La hubris di Renzi

Renzi sostiene su Repubblica che, se vince le primarie (e poi le elezioni, quelle vere), sarà premier. Il ragionamento non fa una piega, ma solo se lo guardiamo dall’interno della bolla politica e mediatica che la competizione interna al Pd ha creato, e che nei prossimi mesi crescerà a dismisura.

Cerco di spiegarmi, partendo dalla considerazione ovvia che in Italia le primarie continuano ad essere totalmente estranee all’impianto istituzionale ed anche alla costituzione materiale.
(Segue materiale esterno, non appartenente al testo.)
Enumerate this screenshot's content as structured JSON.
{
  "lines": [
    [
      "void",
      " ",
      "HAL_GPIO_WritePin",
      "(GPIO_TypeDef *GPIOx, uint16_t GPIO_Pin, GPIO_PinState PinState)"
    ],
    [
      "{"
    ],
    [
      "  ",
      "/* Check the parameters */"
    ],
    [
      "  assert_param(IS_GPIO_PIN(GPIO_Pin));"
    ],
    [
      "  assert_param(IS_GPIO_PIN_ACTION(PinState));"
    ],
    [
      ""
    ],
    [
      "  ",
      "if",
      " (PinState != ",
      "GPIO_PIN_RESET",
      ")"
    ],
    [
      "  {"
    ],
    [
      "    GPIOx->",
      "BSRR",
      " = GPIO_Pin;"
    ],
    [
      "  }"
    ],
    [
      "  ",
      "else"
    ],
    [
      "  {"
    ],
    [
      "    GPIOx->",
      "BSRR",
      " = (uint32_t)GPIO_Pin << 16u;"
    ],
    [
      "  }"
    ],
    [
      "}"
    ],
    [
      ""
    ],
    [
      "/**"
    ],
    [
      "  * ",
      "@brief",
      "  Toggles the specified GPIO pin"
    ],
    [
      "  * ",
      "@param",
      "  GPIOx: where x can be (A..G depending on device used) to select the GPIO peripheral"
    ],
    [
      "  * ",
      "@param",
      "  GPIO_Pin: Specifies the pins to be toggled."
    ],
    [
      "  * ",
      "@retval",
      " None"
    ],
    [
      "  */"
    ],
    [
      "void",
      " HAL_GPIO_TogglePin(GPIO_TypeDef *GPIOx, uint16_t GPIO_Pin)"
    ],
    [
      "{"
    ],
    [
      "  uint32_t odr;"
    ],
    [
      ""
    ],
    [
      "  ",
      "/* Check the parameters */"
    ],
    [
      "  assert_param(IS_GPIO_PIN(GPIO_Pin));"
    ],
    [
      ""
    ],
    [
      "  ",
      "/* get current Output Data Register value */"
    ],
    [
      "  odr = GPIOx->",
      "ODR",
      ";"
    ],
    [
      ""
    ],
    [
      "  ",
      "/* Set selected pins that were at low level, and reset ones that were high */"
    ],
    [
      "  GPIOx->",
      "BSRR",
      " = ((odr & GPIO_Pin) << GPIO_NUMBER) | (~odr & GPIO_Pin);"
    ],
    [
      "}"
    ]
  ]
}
Nel 2013 sarà il Presidente della Repubblica (sperando che possa farlo, nella sua saggezza, re Giorgio I) a consultare i partiti dopo il voto e ad affidare l’incarico di formare il governo. Lo farà sulla base del risultato elettorale, al momento quantomai incerto, visto che non sappiamo quale sarà l’assetto degli schieramenti (dipenderà anche dall’esito delle primarie, peraltro), e neppure sappiamo con quale legge elettorale si voterà. E tenendo poi conto del contesto internazionale, come è ormai chiaro anche ai bambini. Nella primavera del 2013 saranno esaurite le ragioni che hanno portato al governo Monti? Nessun organismo europeo chiederà all’Italia una stringente e certificata coerenza con gli obiettivi dell’agenda che porta il nome dell’attuale premier?

A queste domande la già scoppiettante campagna delle primarie non sta fornendo alcuna risposta. E non potrebbe, perché questi temi – tutti – non sono nelle disponibilità dei contendenti. Di legge elettorale si discuterà ancora un po’ nei conciliaboli politico-parlamentari, per partorire in limine mortis della legislatura qualche mostriciattolo: un ottimo argomento per non affrontare oggi il tema degli schieramenti (“Signora mia, ma se non sappiamo con che legge si va a votare…”). Del futuro dell’Italia e dell’Europa i duellanti – come tutti noi – ne sanno ancora meno. Se ne parlerà dopo il voto con i nostri danti causa europei: in quel quadro si deciderà il nuovo inquilino di palazzo Chigi. (Palazzo che sarebbe intelligente non considerare particolarmente ambito, data la condizione di sovranità limitata nella quale si dovrà agire).

Viceversa, le primarie devono dare una risposta – si spera chiara – ad un’altra domanda, quella relativa alla leadership del Pd e – forse – del centrosinistra. E’ questo l’unico e solo oggetto della sfida. Chi la dipinge diversamente imbroglia.

Imbroglia Bersani, a dire “parliamo dell’Italia, non di noi”. Accettando le primarie – malgrado lo statuto del Pd gli consentisse di evitarle – ha voluto una prova di forza interna, che certo non riguarda il suo impresentabile programma di governo (con chi sta Bersani, con Fassina e i giovani turchi, o con Morando e Ichino?), ma la credibilità della sua leadership. Non pensava che la sfida sarebbe diventata mortale? Vuol dire che aveva una percezione distorta della realtà. Ora comincia a vedere come stanno le cose, fuori dell’autoreferenzialità dei riti postcomunisti.

Ma fa casino anche Renzi, quando – come stamattina su Repubblica – mette giocosamente in fila la vittoria alle primarie, quella alle elezioni e la conquista di palazzo Chigi. Molti italiani stanno pensando di investire su di lui, chiedendogli di promuovere un gigantesco cambiamento di cultura, mentalità, pratiche politiche e classi dirigenti a sinistra. Ma il processo ha bisogno di applicazione, approfondimenti e tempi dovuti. Blair, giustamente citato come uno dei grandi statisti degli ultimi decenni, impiegò ben più che un giro in camper per conquistare il Labour e poi la Gran Bretagna.

E dunque Matteo Renzi non si faccia prendere da nessuna forma di hubris praecox. Se vincerà le primarie, il risultato sarà enorme. Basterà e avanzerà per avviare una mezza rivoluzione del sistema politico. Abbandoni la fregola del governo subito, a tutti i costi. Se avrà voce in capitolo, nel 2013 lasci lì Monti e si dedichi a rifare l’Italia.

In fondo, il nostro non deve far altro che prendere molto sul serio i roboanti moniti di D’Alema e Scalfari. Con Renzi si sfascerà il centrosinistra che abbiamo conosciuto, come sostiene Spezzaferro? Sarebbe una buona, anzi un’ottima notizia. Ci sarà una mutazione antropologica della sinistra, come teme il Fondatore? Non vedevamo l’ora, diranno tanti italiani normali. Altro che palazzo Chigi: dovesse realizzare questi due obiettivi, Renzi diventerà il primo eroe popolare del terzo millennio italico.